At the two-month mark, the Bush administration’s effort to immunize millions is stalled, hampered by fears of the vaccine itself, doubts about the risk of a smallpox attack and the lack of compensation for people who suffer complications from the vaccine.
So far, 25,000 people have responded to President Bush’s call for medical personnel to be inoculated, a tiny fraction of the 450,000 that state officials estimated they would need to set up mass vaccination clinics in the event of a bioterrorism attack. The House has rescheduled a vote on a compensation proposal for Monday, although Democrats complain the Republican bill falls far short.
“I think it’s time to stop the program,” said one early skeptic, Richard Wenzel, chief of internal medicine at the Virginia Commonwealth University Medical Center in Richmond. “Now is the time to say let’s err on the side of caution until this is really sorted out.”
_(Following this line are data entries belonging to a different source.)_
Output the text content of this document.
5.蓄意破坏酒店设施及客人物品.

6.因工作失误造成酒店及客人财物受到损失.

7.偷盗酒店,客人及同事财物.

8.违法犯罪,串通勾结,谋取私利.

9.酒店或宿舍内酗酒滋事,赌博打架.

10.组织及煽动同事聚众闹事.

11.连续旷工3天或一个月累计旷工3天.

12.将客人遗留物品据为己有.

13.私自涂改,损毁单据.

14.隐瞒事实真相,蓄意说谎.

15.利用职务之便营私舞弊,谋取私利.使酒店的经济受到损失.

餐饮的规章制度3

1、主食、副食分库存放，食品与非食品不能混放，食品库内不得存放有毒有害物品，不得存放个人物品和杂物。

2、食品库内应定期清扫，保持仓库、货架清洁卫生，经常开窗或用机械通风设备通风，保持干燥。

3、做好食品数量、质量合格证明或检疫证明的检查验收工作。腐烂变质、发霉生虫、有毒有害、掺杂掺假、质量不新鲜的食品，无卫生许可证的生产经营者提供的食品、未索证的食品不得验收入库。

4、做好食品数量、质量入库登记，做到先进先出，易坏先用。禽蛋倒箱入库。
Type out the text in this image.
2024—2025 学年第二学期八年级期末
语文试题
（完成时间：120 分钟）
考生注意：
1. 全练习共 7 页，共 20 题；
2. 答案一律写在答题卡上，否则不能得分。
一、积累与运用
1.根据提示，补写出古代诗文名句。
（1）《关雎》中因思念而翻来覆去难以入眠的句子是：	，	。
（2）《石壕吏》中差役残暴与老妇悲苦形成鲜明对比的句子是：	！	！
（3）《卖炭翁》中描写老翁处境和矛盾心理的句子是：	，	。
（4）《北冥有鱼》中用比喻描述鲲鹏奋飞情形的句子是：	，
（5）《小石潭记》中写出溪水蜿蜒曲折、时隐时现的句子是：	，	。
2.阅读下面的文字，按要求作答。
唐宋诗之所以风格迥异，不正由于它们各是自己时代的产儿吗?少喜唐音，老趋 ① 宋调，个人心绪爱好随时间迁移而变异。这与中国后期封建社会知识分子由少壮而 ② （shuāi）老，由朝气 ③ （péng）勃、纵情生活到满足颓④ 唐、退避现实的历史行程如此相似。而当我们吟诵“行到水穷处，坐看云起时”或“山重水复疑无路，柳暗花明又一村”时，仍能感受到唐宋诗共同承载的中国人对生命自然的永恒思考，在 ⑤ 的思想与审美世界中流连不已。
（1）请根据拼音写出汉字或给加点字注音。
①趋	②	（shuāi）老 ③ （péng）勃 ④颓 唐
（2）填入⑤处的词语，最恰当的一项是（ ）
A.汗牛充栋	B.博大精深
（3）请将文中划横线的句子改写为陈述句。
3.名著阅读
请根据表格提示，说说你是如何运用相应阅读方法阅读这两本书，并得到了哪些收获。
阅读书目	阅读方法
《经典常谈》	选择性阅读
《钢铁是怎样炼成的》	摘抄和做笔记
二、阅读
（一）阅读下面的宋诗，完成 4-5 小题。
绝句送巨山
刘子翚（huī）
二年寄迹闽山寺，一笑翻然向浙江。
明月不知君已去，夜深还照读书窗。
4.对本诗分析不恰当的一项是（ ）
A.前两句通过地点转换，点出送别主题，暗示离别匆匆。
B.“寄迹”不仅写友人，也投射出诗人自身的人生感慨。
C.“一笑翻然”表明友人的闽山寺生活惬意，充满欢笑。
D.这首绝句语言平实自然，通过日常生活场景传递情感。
A safety subcommittee of CDC’s Advisory Committee on Immunization Practices recommended screening out anyone over age 50 and people under 50 with risk factors for heart problems, said John Neff, cochair of the smallpox vaccination safety working group and a physician at Children’s Hospital in Seattle.
“This would provide the maximum degree of safety for the population,” he said. “That is our major concern.”
In an emergency two-hour meeting, however, the full committee stopped short of that position yesterday, in part because it fears the vaccination program would come to a standstill.
Eliminating everyone over 50 would make it “infeasible to develop the numbers we need for preparedness,” said Guthrie Birkhead, a committee member and director of the Center for Community Health at the New York State Department of Health. “We are taking extraordinary precautions because of a theoretical concern.”
A few committee members said they preferred to wait for more data before proceeding with the program.
“You can make the case the risks of this vaccine may be outweighing its benefits, and at least for the moment, we should temporarily suspend this program,” said Paul Offit, chief of infectious diseases at Children’s Hospital in Philadelphia. But his proposal for a temporary halt to the program was quickly dismissed.
CDC spokesmen said they did not know whether officials would adopt the committee’s recommendation or stick to its decision this week to only weed out people with known heart disease, such as a previous heart attack.
While experts study the recent cases in hospital workers, growing evidence suggests that the 10 cases of heart inflammation in healthy, young Defense Department employees were related to the vaccinemilitary and CDC experts said. In every case, the sharp heart pains subsided after patients received painkillers, and physicians do not expect any long-term damage.
That discovery raised another challenge for administration officials trying to refine the civilian vaccination program. Until now, states have targeted older volunteers because research has shown the rate of serious reactions is much lower in people who had been previously vaccinated. But if the cardiac cases result in fewer older volunteers and more younger, first-time vaccinees, it is likely the number of heart inflammation cases is likely to rise, experts said.
Whatever the CDC decides, many physicians, hospitals and health departments are charting their own course. David Pearle, a cardiologist at Georgetown University Hospital, said he would err on the side of caution.
“The worry would be not so much the 35-year-old who smokes, but perhaps the 55-year-old who smokes and has a family history,” he said, describing the complex set of factors to consider in deciding who could safely get the vaccine. “If there is a strong constellation of symptoms, I certainly would withhold vaccine until we know more.”